# Diskussion: MVC



## mischer (23. Feb 2007)

Hello, world!

Will heißen, Tach zusammen und ich freue mich nach relativ langer Abstinenz mal wieder einen Abstecher ins ehrwürdige java-forum machen zu können.

Da ich, im Rahmen meiner Diplomarbeit, momentan ein Art Grundsatzdiskussion mit meinem betreuenden Prof führe, wollte ich mir mal einige Meinungen Dritter zum betreffenden Thema einholen. Thema der Diskussion ist meine Interpretation des MVC. Dazu kurz einige Informationen zum Aufbau meiner Software:

Ziel der Software ist eine so genannte Hardware-in-the-Loop- oder Restbussimulation. Ich habe also ein elektronisches Steuergerät, das über einen Bus mit anderen Teilnehmern kommuniziert. Das Verhalten dieser anderen Teilnehmer habe ich also in Software realisiert und über besagten Bus mit der zu testenden Hardware verbunden. So weit, so gut. 

Um auf das Verhalten der simulierten Hardware einwirken; und die Reaktionen der angeschlossenen Hardware graphisch darstellen zu können, habe ich die Software um eine GUI erweitert. Diese habe ich – zumindest nach meiner Meinung – nach dem Vorbild des MVC realisiert. 

Der Viewer ist eine in Swing realisierte Oberfläche, der Controller vermittelt zwischen diesem und dem Model. Und genau dieses Model ist der Aufhänger der besagten Diskussion.

Als Model, das ja klassischerweise zur reinen Datenhaltung (z.B. in Form einer Datenbank) dient, fungiert in meinem Fall die komplette Restbussimulation. Somit ist es eben kein reiner Datencontainer, sondern eine komplexes Gebilde mit einer gewissen Eigendynamik, bedingt durch die Interaktionen zwischen den verschiedenen Busteilnehmern. Da ich jedoch nicht die Interaktionen selbst, sondern lediglich die Zustände und internen Daten der Steuergeräte darstellen will, halte ich es durchaus für möglich die Gesamtheit diese Zustände und Daten als – zugegeben sehr abstraktes – Datenmodell zu betrachten.

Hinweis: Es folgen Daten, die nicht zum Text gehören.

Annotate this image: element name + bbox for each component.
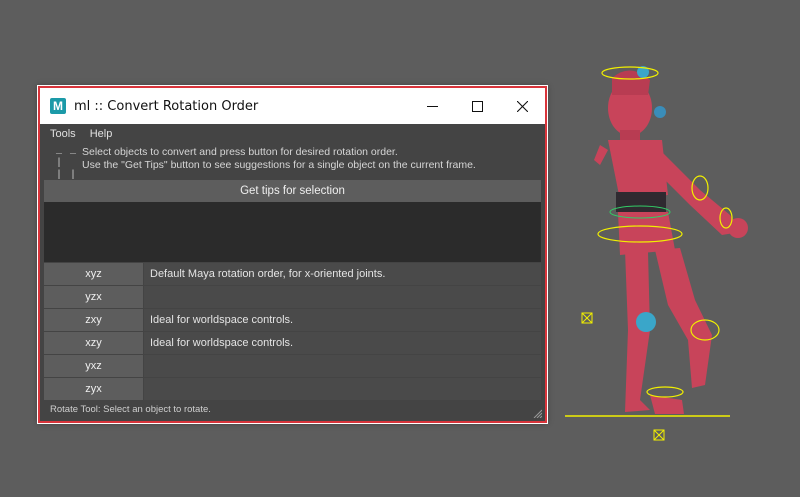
window-title: ml :: Convert Rotation Order [74, 98, 259, 114]
order-button-zyx[interactable]: zyx [44, 378, 143, 400]
rotation-order-row: zyx [44, 378, 541, 401]
tips-output-area [44, 202, 541, 262]
order-desc-zyx [144, 378, 541, 400]
order-button-xzy[interactable]: xzy [44, 332, 143, 354]
close-button[interactable] [500, 88, 545, 124]
instruction-line-2: Use the "Get Tips" button to see suggest… [82, 159, 476, 171]
menu-tools[interactable]: Tools [50, 128, 76, 140]
order-desc-xzy: Ideal for worldspace controls. [144, 332, 541, 354]
order-desc-yxz [144, 355, 541, 377]
rotation-order-row: xzy Ideal for worldspace controls. [44, 332, 541, 355]
rotation-order-row: yzx [44, 286, 541, 309]
rotation-order-row: xyz Default Maya rotation order, for x-o… [44, 263, 541, 286]
order-button-xyz[interactable]: xyz [44, 263, 143, 285]
order-desc-yzx [144, 286, 541, 308]
order-desc-zxy: Ideal for worldspace controls. [144, 309, 541, 331]
order-desc-xyz: Default Maya rotation order, for x-orien… [144, 263, 541, 285]
get-tips-button[interactable]: Get tips for selection [44, 180, 541, 202]
maximize-button[interactable] [455, 88, 500, 124]
rotation-order-row: yxz [44, 355, 541, 378]
rotation-order-list: xyz Default Maya rotation order, for x-o… [44, 263, 541, 401]
minimize-icon [427, 105, 438, 107]
order-button-yxz[interactable]: yxz [44, 355, 143, 377]
status-bar: Rotate Tool: Select an object to rotate. [50, 404, 211, 415]
order-button-yzx[interactable]: yzx [44, 286, 143, 308]
menu-bar: Tools Help [40, 124, 545, 144]
character-model[interactable] [565, 66, 748, 441]
menu-help[interactable]: Help [90, 128, 113, 140]
maximize-icon [472, 100, 483, 112]
order-button-zxy[interactable]: zxy [44, 309, 143, 331]
convert-rotation-order-window: M ml :: Convert Rotation Order Tools Hel… [37, 85, 548, 424]
rotation-order-row: zxy Ideal for worldspace controls. [44, 309, 541, 332]
minimize-button[interactable] [410, 88, 455, 124]
window-controls [410, 88, 545, 124]
resize-grip-icon[interactable] [532, 408, 542, 418]
instruction-line-1: Select objects to convert and press butt… [82, 146, 398, 158]
title-bar[interactable]: M ml :: Convert Rotation Order [40, 88, 545, 124]
close-icon [517, 100, 528, 112]
maya-app-icon: M [50, 98, 66, 114]
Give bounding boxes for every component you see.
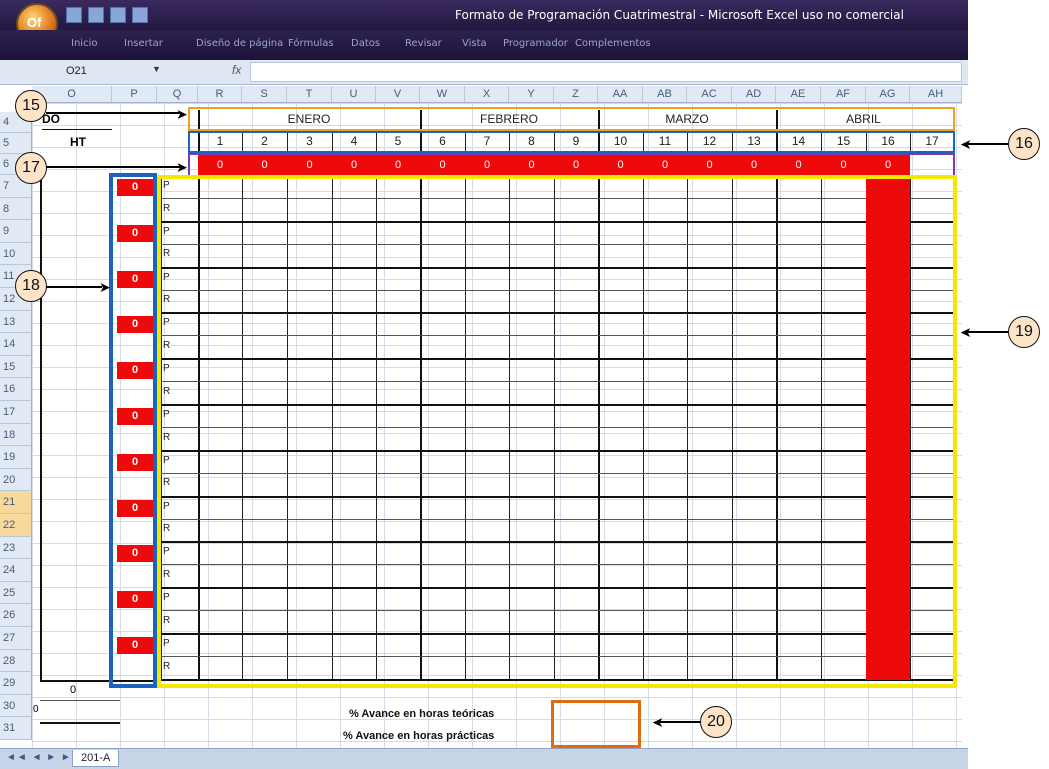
annotation-box-months bbox=[188, 107, 955, 131]
tab-programador[interactable]: Programador bbox=[503, 38, 568, 49]
formula-input[interactable] bbox=[250, 62, 962, 82]
arrow-head-right-icon: ➤ bbox=[176, 159, 188, 175]
row-header[interactable]: 30 bbox=[0, 694, 32, 718]
column-header[interactable]: AH bbox=[910, 86, 962, 103]
row-header[interactable]: 16 bbox=[0, 378, 32, 401]
row29-value[interactable]: 0 bbox=[70, 684, 90, 700]
row-header[interactable]: 31 bbox=[0, 717, 32, 740]
header-cell-ht[interactable]: HT bbox=[70, 135, 110, 153]
arrow-20 bbox=[660, 721, 700, 723]
row-header[interactable]: 29 bbox=[0, 672, 32, 695]
column-header[interactable]: V bbox=[376, 86, 420, 103]
annotation-box-days bbox=[188, 131, 955, 153]
tab-vista[interactable]: Vista bbox=[462, 38, 487, 49]
tab-complementos[interactable]: Complementos bbox=[575, 38, 651, 49]
quick-access-toolbar[interactable] bbox=[66, 7, 148, 23]
row-header[interactable]: 25 bbox=[0, 581, 32, 605]
percent-practice-label: % Avance en horas prácticas bbox=[343, 730, 495, 742]
column-header[interactable]: T bbox=[287, 86, 332, 103]
arrow-head-left-icon: ➤ bbox=[960, 324, 972, 340]
chevron-down-icon[interactable]: ▼ bbox=[152, 64, 161, 74]
sheet-tab-201a[interactable]: 201-A bbox=[72, 750, 120, 767]
ribbon-tabs: Inicio Insertar Diseño de página Fórmula… bbox=[0, 30, 968, 60]
arrow-head-right-icon: ➤ bbox=[176, 106, 188, 122]
title-bar: Formato de Programación Cuatrimestral - … bbox=[0, 0, 968, 30]
row30-value[interactable]: 0 bbox=[33, 704, 43, 720]
row-header[interactable]: 5 bbox=[0, 133, 32, 154]
column-header[interactable]: X bbox=[465, 86, 509, 103]
tab-insertar[interactable]: Insertar bbox=[124, 38, 163, 49]
tab-formulas[interactable]: Fórmulas bbox=[288, 38, 334, 49]
arrow-19 bbox=[968, 331, 1008, 333]
grid-line bbox=[40, 722, 120, 724]
column-header[interactable]: AD bbox=[732, 86, 776, 103]
row-header[interactable]: 19 bbox=[0, 446, 32, 469]
arrow-head-right-icon: ➤ bbox=[99, 279, 111, 295]
grid-line bbox=[40, 175, 42, 680]
row-header[interactable]: 24 bbox=[0, 559, 32, 582]
row-header[interactable]: 22 bbox=[0, 514, 32, 537]
annotation-box-percent bbox=[551, 700, 641, 748]
column-header[interactable]: AG bbox=[866, 86, 910, 103]
row-header[interactable]: 26 bbox=[0, 604, 32, 627]
annotation-box-left-column bbox=[109, 173, 157, 688]
sheet-tabs-bar: ◄◄ ◄ ► ►► 201-A bbox=[0, 748, 968, 769]
grid-line bbox=[40, 700, 120, 701]
row-header[interactable]: 20 bbox=[0, 468, 32, 492]
column-header[interactable]: P bbox=[112, 86, 157, 103]
tab-revisar[interactable]: Revisar bbox=[405, 38, 442, 49]
callout-15: 15 bbox=[15, 90, 47, 122]
arrow-18 bbox=[46, 286, 102, 288]
column-header[interactable]: W bbox=[420, 86, 465, 103]
tab-diseno[interactable]: Diseño de página bbox=[196, 38, 283, 49]
arrow-16 bbox=[968, 143, 1008, 145]
annotation-box-grid bbox=[157, 175, 957, 688]
row-header[interactable]: 9 bbox=[0, 220, 32, 243]
fx-icon[interactable]: fx bbox=[232, 63, 241, 77]
callout-17: 17 bbox=[15, 152, 47, 184]
tab-inicio[interactable]: Inicio bbox=[71, 38, 97, 49]
column-header[interactable]: Y bbox=[509, 86, 554, 103]
callout-18: 18 bbox=[15, 270, 47, 302]
annotation-box-red-row bbox=[188, 153, 955, 177]
callout-16: 16 bbox=[1008, 128, 1040, 160]
formula-bar: O21 ▼ fx bbox=[0, 60, 968, 85]
arrow-17 bbox=[46, 166, 180, 168]
header-cell-do[interactable]: DO bbox=[42, 112, 112, 130]
column-header[interactable]: AF bbox=[821, 86, 866, 103]
row-header[interactable]: 28 bbox=[0, 649, 32, 673]
row-header[interactable]: 8 bbox=[0, 197, 32, 221]
column-header[interactable]: AE bbox=[776, 86, 821, 103]
arrow-15 bbox=[46, 112, 180, 114]
tab-datos[interactable]: Datos bbox=[351, 38, 380, 49]
row-header[interactable]: 23 bbox=[0, 536, 32, 560]
column-header[interactable]: Q bbox=[157, 86, 198, 103]
callout-20: 20 bbox=[700, 706, 732, 738]
row-header[interactable]: 14 bbox=[0, 333, 32, 356]
column-header[interactable]: AB bbox=[643, 86, 687, 103]
arrow-head-left-icon: ➤ bbox=[960, 136, 972, 152]
row-header[interactable]: 21 bbox=[0, 491, 32, 514]
row-header[interactable]: 13 bbox=[0, 310, 32, 334]
column-header[interactable]: AA bbox=[598, 86, 643, 103]
column-header[interactable]: R bbox=[198, 86, 242, 103]
callout-19: 19 bbox=[1008, 316, 1040, 348]
row-header[interactable]: 17 bbox=[0, 401, 32, 424]
column-header[interactable]: AC bbox=[687, 86, 732, 103]
row-header[interactable]: 10 bbox=[0, 242, 32, 266]
row-header[interactable]: 18 bbox=[0, 423, 32, 447]
percent-theory-label: % Avance en horas teóricas bbox=[349, 708, 495, 720]
column-header[interactable]: Z bbox=[554, 86, 598, 103]
row-header[interactable]: 15 bbox=[0, 355, 32, 379]
window-title: Formato de Programación Cuatrimestral - … bbox=[455, 8, 904, 22]
row-header[interactable]: 27 bbox=[0, 627, 32, 650]
arrow-head-left-icon: ➤ bbox=[652, 714, 664, 730]
column-header[interactable]: S bbox=[242, 86, 287, 103]
column-header[interactable]: U bbox=[332, 86, 376, 103]
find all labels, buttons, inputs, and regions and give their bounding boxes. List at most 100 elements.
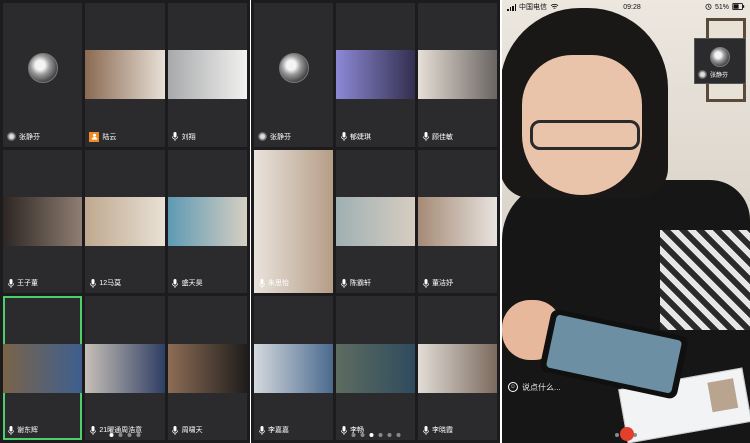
participant-name: 盛天昊 <box>181 280 203 288</box>
participant-tile[interactable]: 陆云 <box>85 3 165 147</box>
participant-label: 李嘉嘉 <box>258 424 289 436</box>
participant-video <box>418 197 497 246</box>
person-sleeve <box>660 230 750 330</box>
participant-video <box>3 197 83 246</box>
participant-tile-active[interactable]: 朱思怡 <box>254 149 333 294</box>
participant-video <box>167 50 247 100</box>
participant-tile-active[interactable]: 谢东辉 <box>3 296 83 440</box>
participant-tile[interactable]: 李晓霞 <box>418 296 497 440</box>
participant-video <box>254 343 333 393</box>
participant-tile[interactable]: 12马莫 <box>85 149 165 294</box>
participant-tile[interactable]: 王子董 <box>3 149 83 294</box>
participant-name: 刘翔 <box>181 133 196 141</box>
participant-video <box>167 343 247 393</box>
participant-label: 张静芬 <box>698 68 728 80</box>
participant-label: 朱思怡 <box>258 277 289 289</box>
participant-name: 李嘉嘉 <box>268 427 289 434</box>
page-indicator[interactable] <box>351 433 400 437</box>
participant-tile[interactable]: 张静芬 <box>254 3 333 147</box>
participant-name: 陆云 <box>102 133 117 141</box>
page-dot[interactable] <box>136 433 141 437</box>
participant-tile[interactable]: 李嘉嘉 <box>254 296 333 440</box>
participant-label: 李晓霞 <box>422 424 453 436</box>
person-glasses <box>530 120 640 150</box>
battery-icon <box>732 2 745 12</box>
status-left: 中国电信 <box>507 2 559 12</box>
participant-mini-avatar <box>7 132 16 142</box>
participant-tile[interactable]: 郁婕琪 <box>336 3 415 147</box>
participant-tile[interactable]: 21曜通周浩意 <box>85 296 165 440</box>
participant-tile[interactable]: 周啸天 <box>167 296 247 440</box>
wifi-icon <box>550 3 559 12</box>
participant-video <box>336 197 415 246</box>
participant-tile[interactable]: 盛天昊 <box>167 149 247 294</box>
comment-input[interactable]: ☺ 说点什么... <box>508 380 561 394</box>
page-dot[interactable] <box>369 433 373 437</box>
participant-label: 王子董 <box>7 277 38 289</box>
participant-video <box>254 149 333 294</box>
mute-button[interactable] <box>620 427 634 441</box>
mic-icon <box>422 278 429 288</box>
mic-icon <box>422 132 429 142</box>
participant-video <box>418 343 497 393</box>
participant-name: 张静芬 <box>710 72 729 79</box>
participant-video <box>167 197 247 246</box>
participant-label: 陆云 <box>89 131 116 143</box>
page-dot[interactable] <box>396 433 400 437</box>
self-preview-pip[interactable]: 张静芬 <box>694 38 746 84</box>
participant-grid: 张静芬 郁婕琪 顾佳敏 朱思怡 陈霸轩 董洁妤 李嘉嘉 李畅 李晓霞 <box>254 3 497 440</box>
mic-icon <box>340 425 347 435</box>
participant-tile[interactable]: 董洁妤 <box>418 149 497 294</box>
participant-name: 张静芬 <box>270 133 291 141</box>
participant-avatar <box>710 47 730 68</box>
mic-icon <box>172 278 179 288</box>
page-dot[interactable] <box>109 433 114 437</box>
participant-video <box>85 197 165 246</box>
participant-name: 郁婕琪 <box>350 133 371 141</box>
participant-mini-avatar <box>258 132 267 142</box>
page-dot[interactable] <box>351 433 355 437</box>
comment-placeholder: 说点什么... <box>522 382 561 392</box>
mic-icon <box>172 132 179 142</box>
alarm-icon <box>705 3 712 12</box>
participant-video <box>418 50 497 100</box>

Mein Prof hält diesen Ansatz „für eine sehr freie Interpretation des MVC-Modells“, da ein Datenmodell „eigentlich immer eine Beschreibung von Daten und nicht von Abläufen“ ist.

Ich vertrete hingegen die Meinung, dass die Abbildung dieser Abläufe innerhalb des  Modells in keine Weise der Definition des MVC widerspricht. Grundlage für die Darstellung sind ja ausdrücklich nicht die Abläufe, sondern lediglich die Daten und Zustände der einzelnen Geräte. Dass die Logik jedes einzelnen Steuergerätes in diesem selbst realisiert; und somit Teil der Anwendung ist, halte ich im Sinne des OO-Gedanken für unerlässlich.

Da ich weder Aussagen gefunden habe, die diese Ansicht konkret unterstützen, noch solche die ihr strikt widersprechen, bitte ich Euch nun um Eure Einschätzung. Gerne nehme ich auch Verweise auf entsprechende Literatur entgegen.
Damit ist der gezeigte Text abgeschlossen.